Pandemi Covid-19 sekitar tiga tahun ini mempercepat digitalisasi dan perkembangan teknologi informasi. Hampir tiap individu kini menggenggam telepon seluler.
Editorial | Clakclik.com | 14 Januari 2023
Fenomena ini sejalan dengan data dari platform Hootsuite (2022), yakni pengguna internet di Indonesia mencapai 204,7 juta orang (73,7 persen) dan pengguna media sosial aktif di Indonesia mencapai 191,4 juta orang (68,9 persen).
Penggunaan telepon genggam secara masif mewarnai relasi antarmanusia di negeri ini. Perbincangan serius atau diskusi hangat di meja makan makin kerap diintervensi oleh aktivitas setiap anggota keluarga dengan telepon genggam.
Apabila diamati, dengan jujur, relasi orangtua dan anak juga diwarnai oleh telepon genggam. Ada orangtua yang tak mau pusing, meredakan rengekan anaknya dengan ”umpan” permainan di telepon genggam. Namun, tak sedikit keluarga yang membatasi pemakaian telepon genggam dalam perjumpaan mereka. Keluarga seperti itu sangatlah terbatas.
Bagaimana dengan remaja? Mereka asyik berselancar dalam labirin media sosial, dan juga sangat aktif membuat konten.
Terkait penggunaan media sosial secara masif, Selasa (3/1/2023), peneliti dari University of North Carolina di Chapel Hill, Amerika Serikat, memublikasikan kajian di JAMA Pediatrics. Konsumsi media sosial secara terus-menerus pada remaja dapat mengubah kepekaan otak terhadap penghargaan dan hukuman sosial dari orang lain.

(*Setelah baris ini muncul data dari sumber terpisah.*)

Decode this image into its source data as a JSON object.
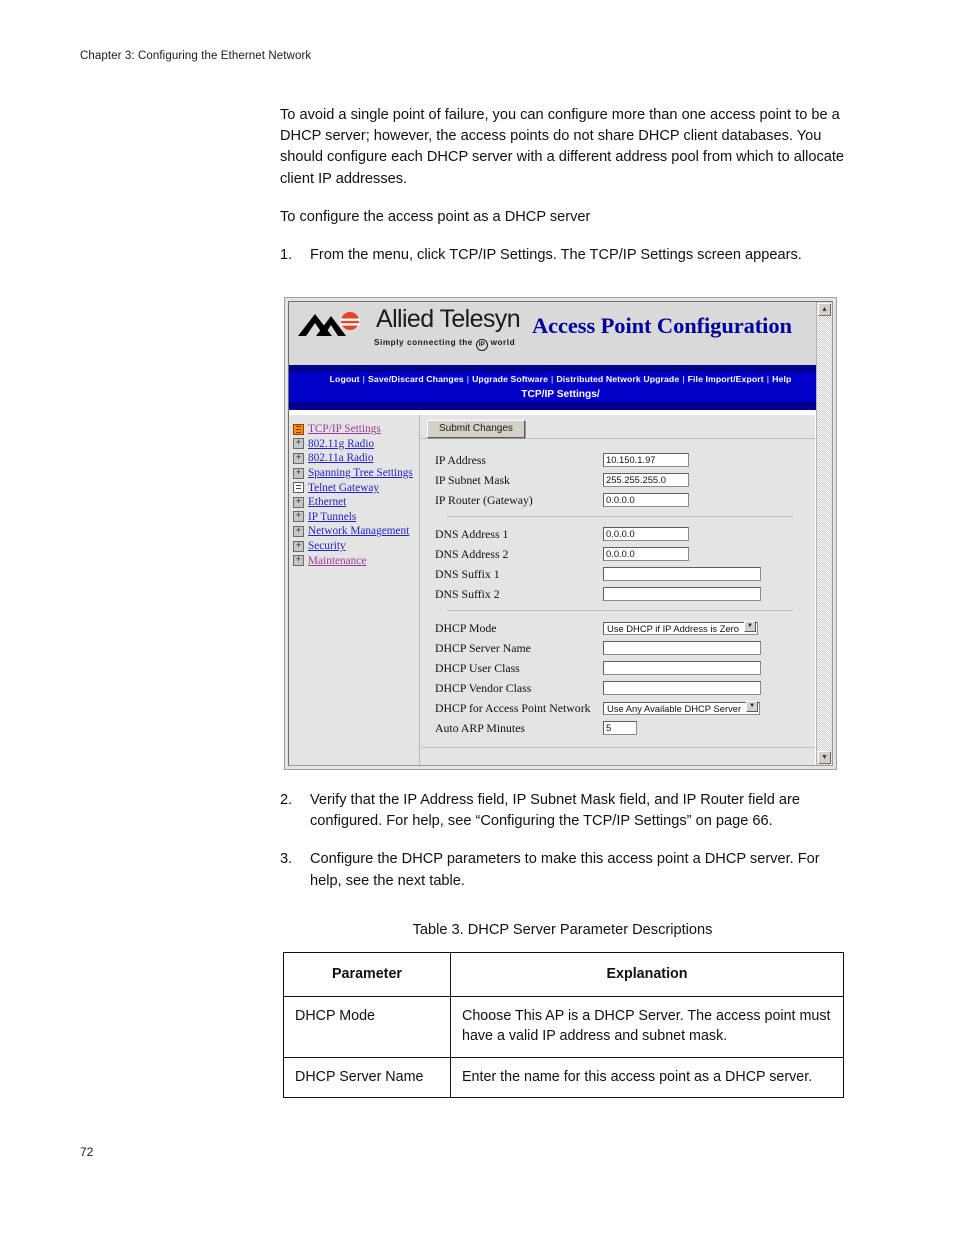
{
  "page": {
    "chapter_header": "Chapter 3: Configuring the Ethernet Network",
    "page_number": "72"
  },
  "prose": {
    "paragraph_1": "To avoid a single point of failure, you can configure more than one access point to be a DHCP server; however, the access points do not share DHCP client databases. You should configure each DHCP server with a different address pool from which to allocate client IP addresses.",
    "paragraph_2": "To configure the access point as a DHCP server",
    "step_1_num": "1.",
    "step_1_text": "From the menu, click TCP/IP Settings. The TCP/IP Settings screen appears.",
    "step_2_num": "2.",
    "step_2_text": "Verify that the IP Address field, IP Subnet Mask field, and IP Router field are configured. For help, see “Configuring the TCP/IP Settings” on page 66.",
    "step_3_num": "3.",
    "step_3_text": "Configure the DHCP parameters to make this access point a DHCP server. For help, see the next table."
  },
  "screenshot": {
    "brand": {
      "name": "Allied Telesyn",
      "tagline_before": "Simply  connecting  the",
      "tagline_ip": "IP",
      "tagline_after": "world",
      "accent_color": "#e8402a"
    },
    "app_title": "Access Point Configuration",
    "nav": {
      "links": [
        "Logout",
        "Save/Discard Changes",
        "Upgrade Software",
        "Distributed Network Upgrade",
        "File Import/Export",
        "Help"
      ],
      "separator": "|",
      "current_page": "TCP/IP Settings/",
      "bar_color": "#0000c8"
    },
    "sidebar": {
      "items": [
        {
          "label": "TCP/IP Settings",
          "icon": "active-page-icon",
          "state": "selected"
        },
        {
          "label": "802.11g Radio",
          "icon": "folder-plus-icon",
          "state": "link"
        },
        {
          "label": "802.11a Radio",
          "icon": "folder-plus-icon",
          "state": "link"
        },
        {
          "label": "Spanning Tree Settings",
          "icon": "folder-plus-icon",
          "state": "link"
        },
        {
          "label": "Telnet Gateway",
          "icon": "page-icon",
          "state": "link"
        },
        {
          "label": "Ethernet",
          "icon": "folder-plus-icon",
          "state": "link"
        },
        {
          "label": "IP Tunnels",
          "icon": "folder-plus-icon",
          "state": "link"
        },
        {
          "label": "Network Management",
          "icon": "folder-plus-icon",
          "state": "link"
        },
        {
          "label": "Security",
          "icon": "folder-plus-icon",
          "state": "link"
        },
        {
          "label": "Maintenance",
          "icon": "folder-plus-icon",
          "state": "visited"
        }
      ]
    },
    "submit_button": "Submit Changes",
    "form": {
      "ip_address": {
        "label": "IP Address",
        "value": "10.150.1.97"
      },
      "ip_subnet_mask": {
        "label": "IP Subnet Mask",
        "value": "255.255.255.0"
      },
      "ip_router": {
        "label": "IP Router (Gateway)",
        "value": "0.0.0.0"
      },
      "dns_address_1": {
        "label": "DNS Address 1",
        "value": "0.0.0.0"
      },
      "dns_address_2": {
        "label": "DNS Address 2",
        "value": "0.0.0.0"
      },
      "dns_suffix_1": {
        "label": "DNS Suffix 1",
        "value": ""
      },
      "dns_suffix_2": {
        "label": "DNS Suffix 2",
        "value": ""
      },
      "dhcp_mode": {
        "label": "DHCP Mode",
        "value": "Use DHCP if IP Address is Zero"
      },
      "dhcp_server_name": {
        "label": "DHCP Server Name",
        "value": ""
      },
      "dhcp_user_class": {
        "label": "DHCP User Class",
        "value": ""
      },
      "dhcp_vendor_class": {
        "label": "DHCP Vendor Class",
        "value": ""
      },
      "dhcp_for_ap_network": {
        "label": "DHCP for Access Point Network",
        "value": "Use Any Available DHCP Server"
      },
      "auto_arp_minutes": {
        "label": "Auto ARP Minutes",
        "value": "5"
      }
    },
    "scrollbar": {
      "up_arrow": "▲",
      "down_arrow": "▼"
    },
    "dropdown_arrow": "▼"
  },
  "table": {
    "caption": "Table 3. DHCP Server Parameter Descriptions",
    "headers": [
      "Parameter",
      "Explanation"
    ],
    "rows": [
      {
        "parameter": "DHCP Mode",
        "explanation": "Choose This AP is a DHCP Server. The access point must have a valid IP address and subnet mask."
      },
      {
        "parameter": "DHCP Server Name",
        "explanation": "Enter the name for this access point as a DHCP server."
      }
    ]
  }
}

”Kami tidak tahu apakah ini baik atau buruk. Jika otak beradaptasi dengan cara yang memungkinkan remaja menavigasi dan merespons dunia tempat mereka tinggal, itu bisa menjadi hal yang sangat baik,” kata peneliti University of North Carolina, Eva Telzer di media nasional Kompas (5/1/2023).
Penelitian lebih lanjut masih dibutuhkan untuk bisa menangkap dampak dari penggunaan media sosial secara masif terhadap otak remaja. Terbuka kemungkinan media sosial memicu ketagihan pada para remaja. Bahkan, ada responden yang memeriksa media sosial hingga lebih dari 20 kali per hari.
Secara rata-rata, setiap orang di Indonesia juga mengakses media sosial selama 3 jam 17 menit (data 2022), lebih lama dari menonton tayangan televisi (2 jam, 50 menit) atau mendengarkan musik (1 jam, 30 menit).
Sesuai temuan itu, tentu bijak untuk mengendalikan penggunaan media sosial, terutama terhadap remaja, anak-anak kita yang masih dalam proses pendewasaan diri. Ketika mereka belum dapat dianggap bertanggung jawab terhadap diri sendiri, orangtua harus berperan mengendalikannya. Orangtua punya peran mendidik mereka.
Literasi digital adalah bekal pamungkas kita bagi anak-anak dan remaja. Namun, setidaknya, orangtua harus kreatif mencari aktivitas lain yang mampu mengajak mereka berselancar di dunia nyata daripada sekadar berselancar di dunia maya. Butuh aktivitas riil dan reaksi riil bagi bekal anak-anak kita.